Gifted and talented students and those with high abilities need gifted education programs that will challenge them in regular classroom settings and enrichment and accelerated programs to enable them to make continuous progress in school.
- According to a recent report on high-achieving students, more than 7 in 10 teachers of these students surveyed noted that their brightest students were not challenged or given a chance to “thrive” in their classrooms.  Additionally, gifted students need gifted programming in many cases because the “general education program is not yet ready to meet the needs of gifted students” (p. 9) due to lack of general educators’ training in gifted education and the pressure classroom teachers face to raise the performance of their struggling students. 

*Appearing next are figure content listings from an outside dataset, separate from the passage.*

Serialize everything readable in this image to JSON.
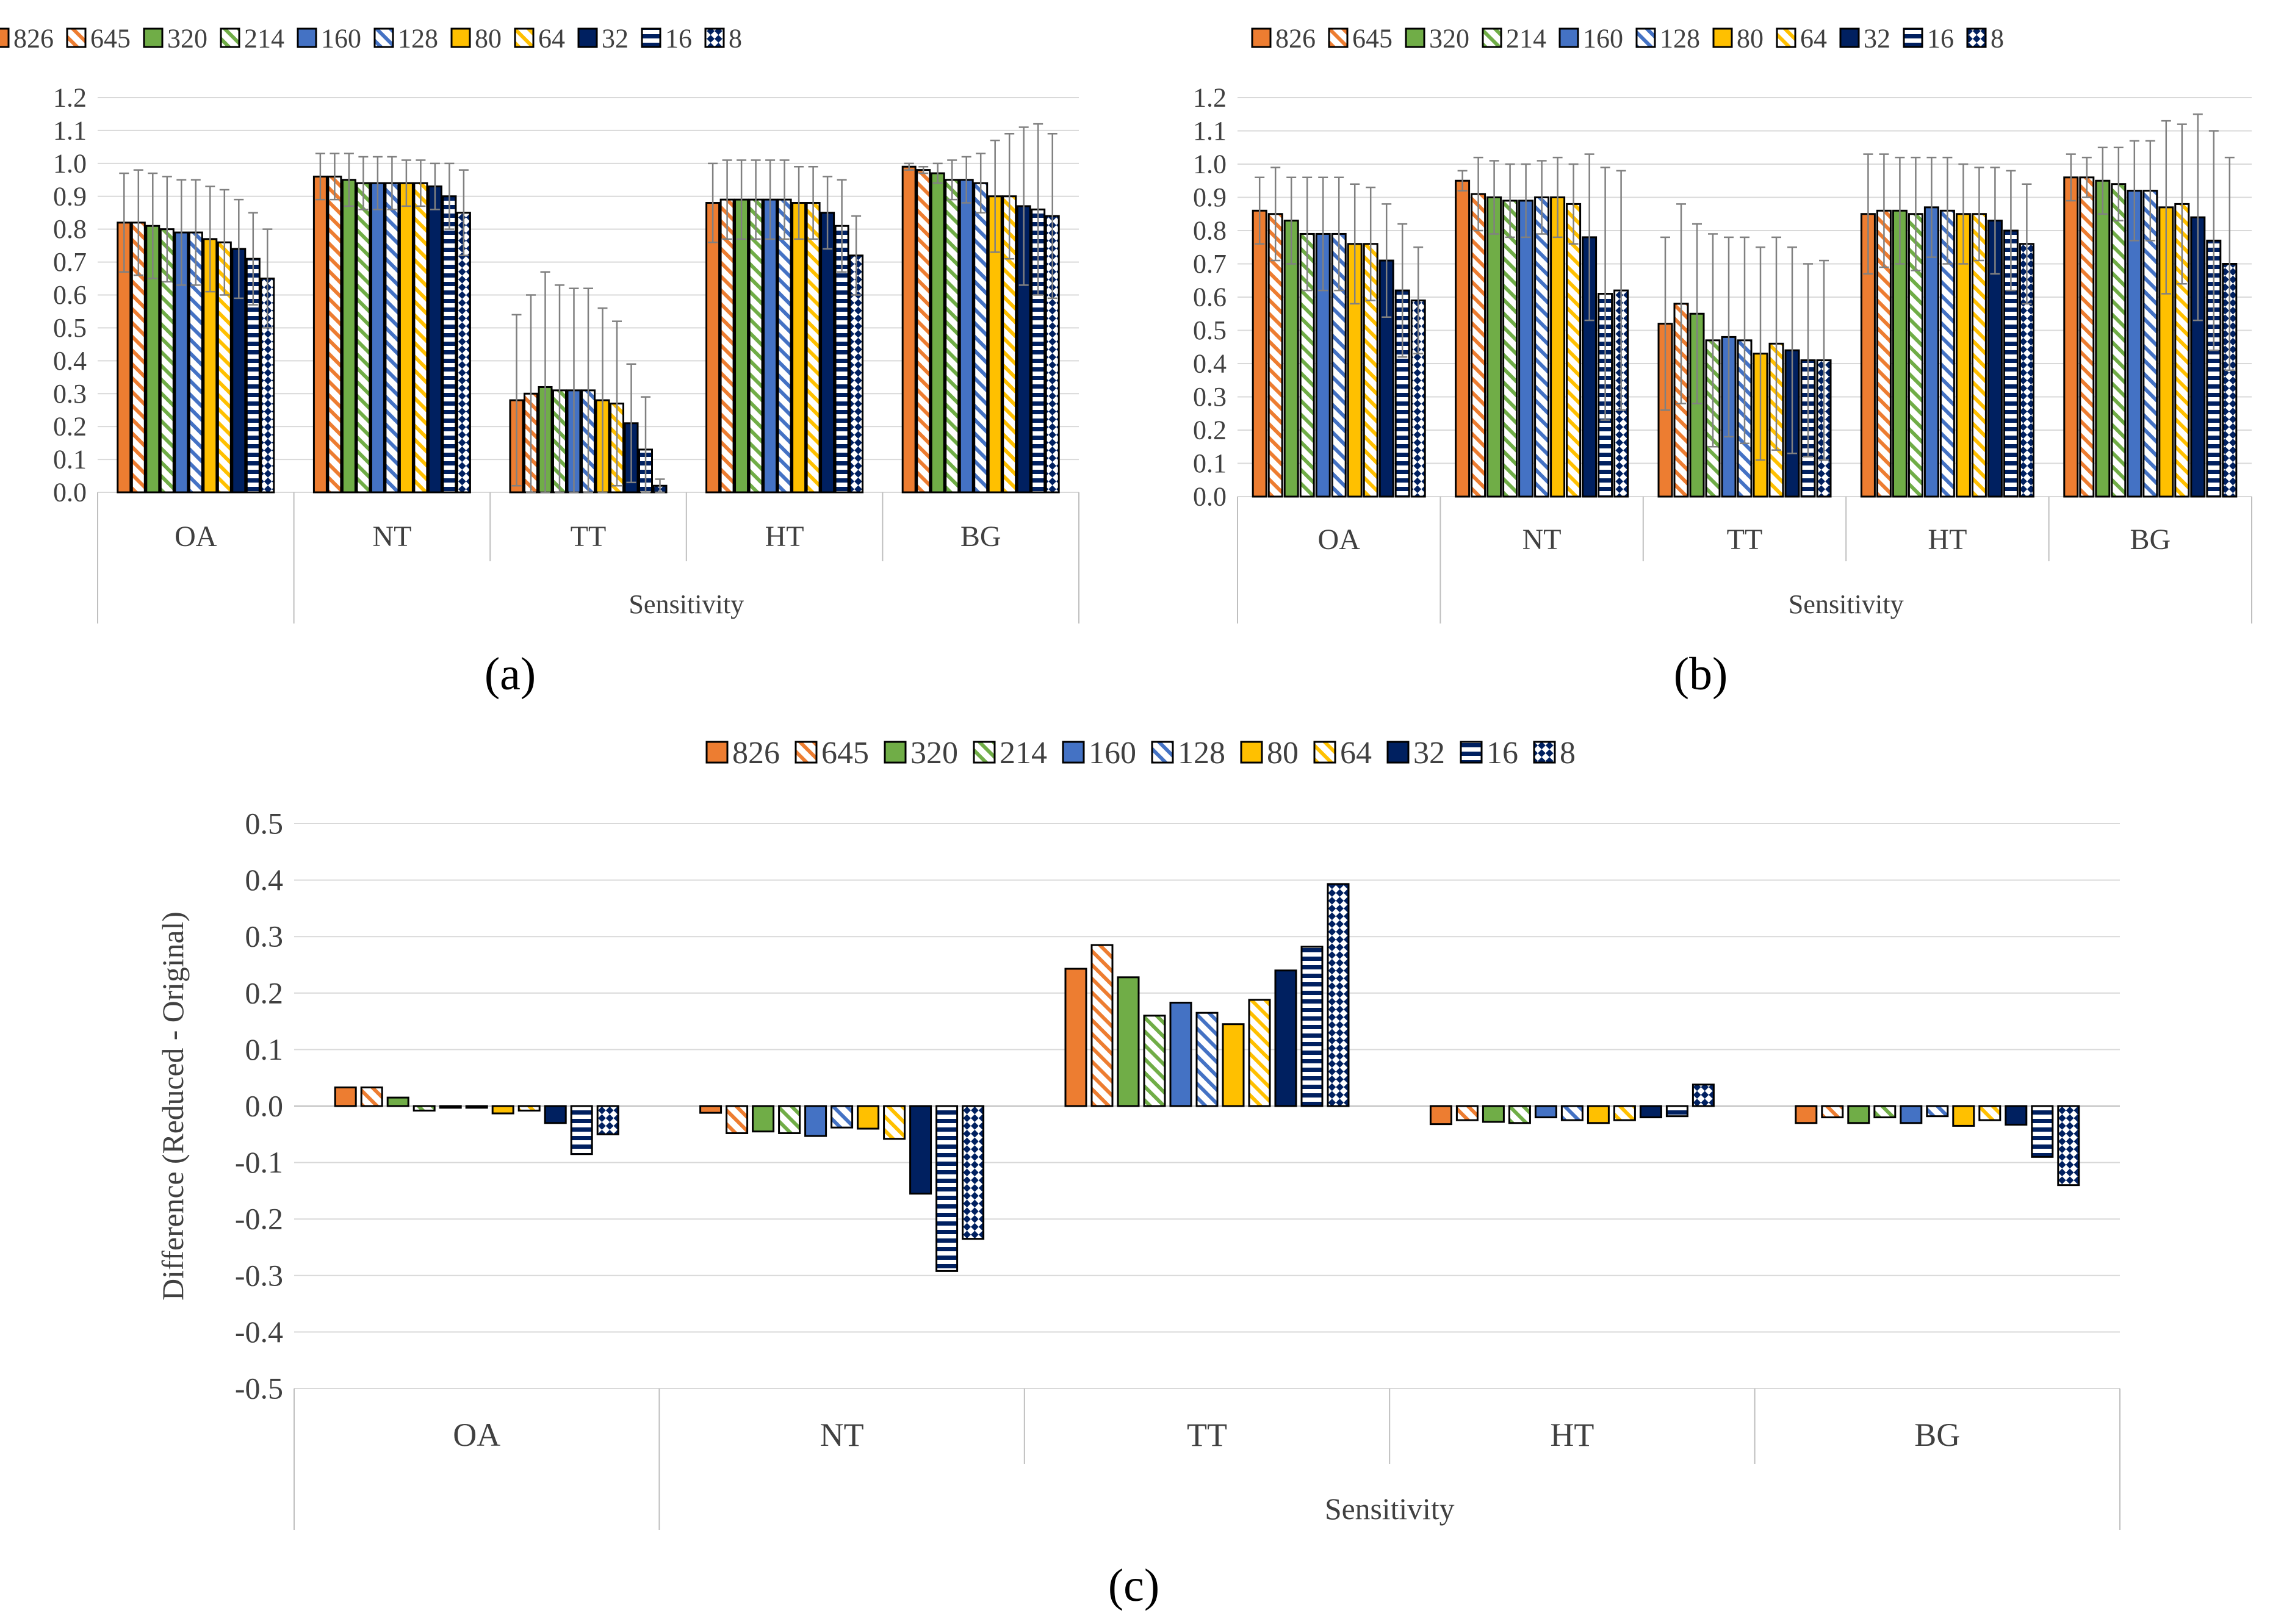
{
  "chart_data": [
    {
      "id": "a",
      "type": "bar",
      "panel_label": "(a)",
      "title": "",
      "xlabel": "Sensitivity",
      "ylabel": "",
      "ylim": [
        0.0,
        1.2
      ],
      "ytick_step": 0.1,
      "ytick_decimals": 1,
      "grid": true,
      "legend_position": "top",
      "error_bars": true,
      "categories": [
        "OA",
        "NT",
        "TT",
        "HT",
        "BG"
      ],
      "series": [
        {
          "name": "826",
          "values": [
            0.82,
            0.96,
            0.28,
            0.88,
            0.99
          ],
          "errors": [
            0.15,
            0.07,
            0.26,
            0.12,
            0.01
          ]
        },
        {
          "name": "645",
          "values": [
            0.82,
            0.96,
            0.3,
            0.89,
            0.98
          ],
          "errors": [
            0.16,
            0.07,
            0.3,
            0.12,
            0.01
          ]
        },
        {
          "name": "320",
          "values": [
            0.81,
            0.95,
            0.32,
            0.89,
            0.97
          ],
          "errors": [
            0.16,
            0.08,
            0.35,
            0.12,
            0.03
          ]
        },
        {
          "name": "214",
          "values": [
            0.8,
            0.94,
            0.31,
            0.89,
            0.95
          ],
          "errors": [
            0.16,
            0.08,
            0.32,
            0.12,
            0.06
          ]
        },
        {
          "name": "160",
          "values": [
            0.79,
            0.94,
            0.31,
            0.89,
            0.95
          ],
          "errors": [
            0.16,
            0.08,
            0.31,
            0.12,
            0.07
          ]
        },
        {
          "name": "128",
          "values": [
            0.79,
            0.94,
            0.31,
            0.89,
            0.94
          ],
          "errors": [
            0.16,
            0.08,
            0.31,
            0.12,
            0.09
          ]
        },
        {
          "name": "80",
          "values": [
            0.77,
            0.94,
            0.28,
            0.88,
            0.9
          ],
          "errors": [
            0.16,
            0.07,
            0.28,
            0.11,
            0.17
          ]
        },
        {
          "name": "64",
          "values": [
            0.76,
            0.94,
            0.27,
            0.88,
            0.9
          ],
          "errors": [
            0.16,
            0.07,
            0.25,
            0.11,
            0.19
          ]
        },
        {
          "name": "32",
          "values": [
            0.74,
            0.93,
            0.21,
            0.85,
            0.87
          ],
          "errors": [
            0.15,
            0.07,
            0.18,
            0.11,
            0.24
          ]
        },
        {
          "name": "16",
          "values": [
            0.71,
            0.9,
            0.13,
            0.81,
            0.86
          ],
          "errors": [
            0.14,
            0.1,
            0.16,
            0.14,
            0.26
          ]
        },
        {
          "name": "8",
          "values": [
            0.65,
            0.85,
            0.02,
            0.72,
            0.84
          ],
          "errors": [
            0.15,
            0.13,
            0.02,
            0.12,
            0.25
          ]
        }
      ]
    },
    {
      "id": "b",
      "type": "bar",
      "panel_label": "(b)",
      "title": "",
      "xlabel": "Sensitivity",
      "ylabel": "",
      "ylim": [
        0.0,
        1.2
      ],
      "ytick_step": 0.1,
      "ytick_decimals": 1,
      "grid": true,
      "legend_position": "top",
      "error_bars": true,
      "categories": [
        "OA",
        "NT",
        "TT",
        "HT",
        "BG"
      ],
      "series": [
        {
          "name": "826",
          "values": [
            0.86,
            0.95,
            0.52,
            0.85,
            0.96
          ],
          "errors": [
            0.1,
            0.03,
            0.26,
            0.18,
            0.07
          ]
        },
        {
          "name": "645",
          "values": [
            0.85,
            0.91,
            0.58,
            0.86,
            0.96
          ],
          "errors": [
            0.14,
            0.11,
            0.3,
            0.17,
            0.06
          ]
        },
        {
          "name": "320",
          "values": [
            0.83,
            0.9,
            0.55,
            0.86,
            0.95
          ],
          "errors": [
            0.13,
            0.11,
            0.27,
            0.16,
            0.1
          ]
        },
        {
          "name": "214",
          "values": [
            0.79,
            0.89,
            0.47,
            0.85,
            0.94
          ],
          "errors": [
            0.17,
            0.11,
            0.32,
            0.17,
            0.11
          ]
        },
        {
          "name": "160",
          "values": [
            0.79,
            0.89,
            0.48,
            0.87,
            0.92
          ],
          "errors": [
            0.17,
            0.11,
            0.3,
            0.15,
            0.15
          ]
        },
        {
          "name": "128",
          "values": [
            0.79,
            0.9,
            0.47,
            0.86,
            0.92
          ],
          "errors": [
            0.17,
            0.11,
            0.31,
            0.16,
            0.15
          ]
        },
        {
          "name": "80",
          "values": [
            0.76,
            0.9,
            0.43,
            0.85,
            0.87
          ],
          "errors": [
            0.18,
            0.12,
            0.32,
            0.15,
            0.26
          ]
        },
        {
          "name": "64",
          "values": [
            0.76,
            0.88,
            0.46,
            0.85,
            0.88
          ],
          "errors": [
            0.17,
            0.12,
            0.32,
            0.14,
            0.24
          ]
        },
        {
          "name": "32",
          "values": [
            0.71,
            0.78,
            0.44,
            0.83,
            0.84
          ],
          "errors": [
            0.17,
            0.25,
            0.31,
            0.16,
            0.31
          ]
        },
        {
          "name": "16",
          "values": [
            0.62,
            0.61,
            0.41,
            0.8,
            0.77
          ],
          "errors": [
            0.2,
            0.38,
            0.29,
            0.18,
            0.33
          ]
        },
        {
          "name": "8",
          "values": [
            0.59,
            0.62,
            0.41,
            0.76,
            0.7
          ],
          "errors": [
            0.16,
            0.36,
            0.3,
            0.18,
            0.32
          ]
        }
      ]
    },
    {
      "id": "c",
      "type": "bar",
      "panel_label": "(c)",
      "title": "",
      "xlabel": "Sensitivity",
      "ylabel": "Difference (Reduced - Original)",
      "ylim": [
        -0.5,
        0.5
      ],
      "ytick_step": 0.1,
      "ytick_decimals": 1,
      "grid": true,
      "legend_position": "top",
      "error_bars": false,
      "categories": [
        "OA",
        "NT",
        "TT",
        "HT",
        "BG"
      ],
      "series": [
        {
          "name": "826",
          "values": [
            0.033,
            -0.012,
            0.243,
            -0.032,
            -0.03
          ]
        },
        {
          "name": "645",
          "values": [
            0.033,
            -0.048,
            0.285,
            -0.025,
            -0.02
          ]
        },
        {
          "name": "320",
          "values": [
            0.015,
            -0.045,
            0.228,
            -0.028,
            -0.03
          ]
        },
        {
          "name": "214",
          "values": [
            -0.008,
            -0.048,
            0.16,
            -0.03,
            -0.02
          ]
        },
        {
          "name": "160",
          "values": [
            -0.003,
            -0.053,
            0.183,
            -0.02,
            -0.03
          ]
        },
        {
          "name": "128",
          "values": [
            -0.003,
            -0.038,
            0.165,
            -0.025,
            -0.018
          ]
        },
        {
          "name": "80",
          "values": [
            -0.013,
            -0.04,
            0.145,
            -0.03,
            -0.035
          ]
        },
        {
          "name": "64",
          "values": [
            -0.008,
            -0.058,
            0.188,
            -0.025,
            -0.025
          ]
        },
        {
          "name": "32",
          "values": [
            -0.03,
            -0.155,
            0.24,
            -0.02,
            -0.033
          ]
        },
        {
          "name": "16",
          "values": [
            -0.085,
            -0.292,
            0.282,
            -0.018,
            -0.09
          ]
        },
        {
          "name": "8",
          "values": [
            -0.05,
            -0.235,
            0.393,
            0.038,
            -0.14
          ]
        }
      ]
    }
  ],
  "legend_styles": [
    {
      "name": "826",
      "color": "#ED7D31",
      "pattern": "solid"
    },
    {
      "name": "645",
      "color": "#ED7D31",
      "pattern": "light-diagonal"
    },
    {
      "name": "320",
      "color": "#70AD47",
      "pattern": "solid"
    },
    {
      "name": "214",
      "color": "#70AD47",
      "pattern": "light-diagonal"
    },
    {
      "name": "160",
      "color": "#4472C4",
      "pattern": "solid"
    },
    {
      "name": "128",
      "color": "#4472C4",
      "pattern": "light-diagonal"
    },
    {
      "name": "80",
      "color": "#FFC000",
      "pattern": "solid"
    },
    {
      "name": "64",
      "color": "#FFC000",
      "pattern": "light-diagonal"
    },
    {
      "name": "32",
      "color": "#002060",
      "pattern": "solid"
    },
    {
      "name": "16",
      "color": "#002060",
      "pattern": "horizontal-stripes"
    },
    {
      "name": "8",
      "color": "#002060",
      "pattern": "checker-diagonal"
    }
  ],
  "colors": {
    "grid": "#D9D9D9",
    "axis": "#BFBFBF",
    "text": "#404040",
    "error_bar": "#808080"
  }
}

- It’s more than just giving students a challenge in classrooms: Gifted programming positively influences students’ futures. Several longitudinal studies have shown that gifted programs have a positive effect on students’ post-secondary plans. For example, studies found that 320 gifted students identified during adolescence who received services through the secondary level pursued doctoral degrees at more than 50X the base rate expectations.  In a follow-up report on the same study participants at age 38, 203 participants, or 63%, reported holding advanced terminal degrees (master’s and above). Of these, 142 (44%) held doctoral degrees and 8 of these 142 had more than one doctoral degree. As a benchmark for this accomplishment, the authors of this study compared these rates to the general U.S. population, noting that only approximately 2% of the general population held a doctoral degree according to the 2010 U.S. Census. 
- Additionally, in a study looking at gifted students who participated in talent development through competitions, the researchers reported a long-term impact on these students’ postsecondary achievements, with 52% of the 345 students who participated having earned doctoral degrees. 

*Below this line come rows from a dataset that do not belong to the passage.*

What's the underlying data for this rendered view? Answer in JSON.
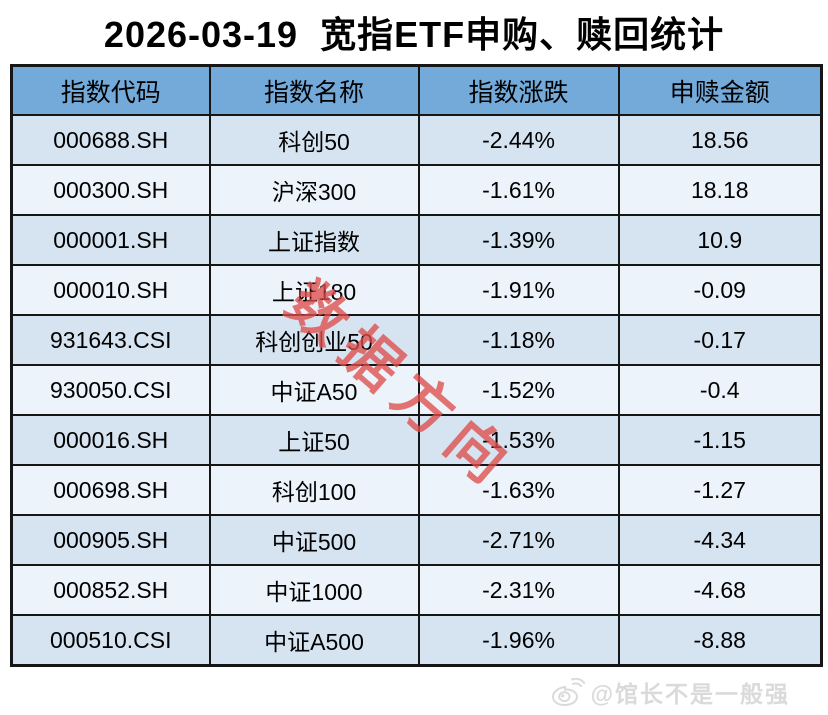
{
  "title": "2026-03-19  宽指ETF申购、赎回统计",
  "table": {
    "headers": [
      "指数代码",
      "指数名称",
      "指数涨跌",
      "申赎金额"
    ],
    "rows": [
      [
        "000688.SH",
        "科创50",
        "-2.44%",
        "18.56"
      ],
      [
        "000300.SH",
        "沪深300",
        "-1.61%",
        "18.18"
      ],
      [
        "000001.SH",
        "上证指数",
        "-1.39%",
        "10.9"
      ],
      [
        "000010.SH",
        "上证180",
        "-1.91%",
        "-0.09"
      ],
      [
        "931643.CSI",
        "科创创业50",
        "-1.18%",
        "-0.17"
      ],
      [
        "930050.CSI",
        "中证A50",
        "-1.52%",
        "-0.4"
      ],
      [
        "000016.SH",
        "上证50",
        "-1.53%",
        "-1.15"
      ],
      [
        "000698.SH",
        "科创100",
        "-1.63%",
        "-1.27"
      ],
      [
        "000905.SH",
        "中证500",
        "-2.71%",
        "-4.34"
      ],
      [
        "000852.SH",
        "中证1000",
        "-2.31%",
        "-4.68"
      ],
      [
        "000510.CSI",
        "中证A500",
        "-1.96%",
        "-8.88"
      ]
    ]
  },
  "watermark": {
    "text": "数据方向",
    "color": "#de4d4a"
  },
  "credit": {
    "icon": "weibo-icon",
    "text": "@馆长不是一般强"
  },
  "colors": {
    "header_bg": "#73aad9",
    "row_odd": "#d6e3f1",
    "row_even": "#ecf3fb",
    "border": "#161616",
    "watermark_red": "#de4d4a"
  }
}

- Further benefits of gifted programs have been shown to include that students who had participated in gifted programs maintained their interests over time and stayed involved in creative productive work after they finished college and graduate school. 

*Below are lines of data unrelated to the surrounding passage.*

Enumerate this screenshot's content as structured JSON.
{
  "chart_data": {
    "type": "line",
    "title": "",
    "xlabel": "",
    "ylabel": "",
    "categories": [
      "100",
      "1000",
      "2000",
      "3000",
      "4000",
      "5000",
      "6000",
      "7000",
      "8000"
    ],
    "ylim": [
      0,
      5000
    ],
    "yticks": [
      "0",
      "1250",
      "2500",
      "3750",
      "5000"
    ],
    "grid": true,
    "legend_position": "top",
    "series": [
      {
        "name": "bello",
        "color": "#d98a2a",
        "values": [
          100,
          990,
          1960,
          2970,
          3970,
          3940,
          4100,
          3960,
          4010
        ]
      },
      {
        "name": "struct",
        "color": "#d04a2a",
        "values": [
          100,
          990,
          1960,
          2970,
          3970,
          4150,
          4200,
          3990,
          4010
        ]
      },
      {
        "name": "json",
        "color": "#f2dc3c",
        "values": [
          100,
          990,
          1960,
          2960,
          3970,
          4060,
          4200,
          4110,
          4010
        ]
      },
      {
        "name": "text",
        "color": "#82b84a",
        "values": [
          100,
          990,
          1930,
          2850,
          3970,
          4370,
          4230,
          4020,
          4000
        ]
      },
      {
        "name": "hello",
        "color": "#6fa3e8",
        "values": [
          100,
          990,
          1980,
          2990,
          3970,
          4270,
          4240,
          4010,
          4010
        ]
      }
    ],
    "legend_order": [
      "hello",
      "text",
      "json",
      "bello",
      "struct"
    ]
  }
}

- A sample of 2,409 intellectually talented adolescents (top 1%) who were assessed on the SAT by age 13, and provided services through a talent search program, was tracked longitudinally for more than 25 years. Their creative accomplishments, with particular emphasis on literary achievement and scientific-technical innovation, were examined and results showed that distinct ability patterns identified by age 13 foreshadowed creative accomplishments in middle age. Among the sample, participants had earned 817 patents and published 93 books, one had been awarded the Fields Medal in mathematics, and another had won the John Bates Clark Medal for the most outstanding economist under 40. 
1 Loveless, T., Farkas, S., & Duffett, A. (2008). High-achieving students in the era of NCLB. Washington, DC: Thomas B. Fordham Institute.
2 Hertberg-Davis, H. L., & Callahan, C. M. (2013). Introduction. In H. L. Hertberg-Davis & C. M. Callahan (Eds.), Fundamentals of gifted education (pp. 1–10). New York, NY: Routledge.
3 Lubinski, D., Webb, R. M., Morelock, M. J., & Benbow, C. P. (2001). Top 1 in 10,000: A 10 year follow-up of the profoundly gifted. Journal of Applied Psychology, 4, 718–729.
4 Kell, H. J., Lubinski, D., & Benbow, C. P. (2013). Who rises to the top? Early indicators. Psychological Science, 24, 648–659.
5 Campbell, J. R., & Walberg, H. J. (2011). Olympiad studies: Competitions provide alternatives to developing talents that serve national interests. Roeper Review, 33, 8–17.
6 Westberg, K. L. (1999, Summer). What happens to young, creative producers? NAGC: Creativity and Curriculum Division Newsletter, 3, 13–16.
7 Park, G., Lubinski, D., & Benbow, C. P. (2007) Contrasting intellectual patterns predict creativity in the arts and sciences: Tracking intellectually precocious youth over 25 years. Psychological Science, 18, 948–995.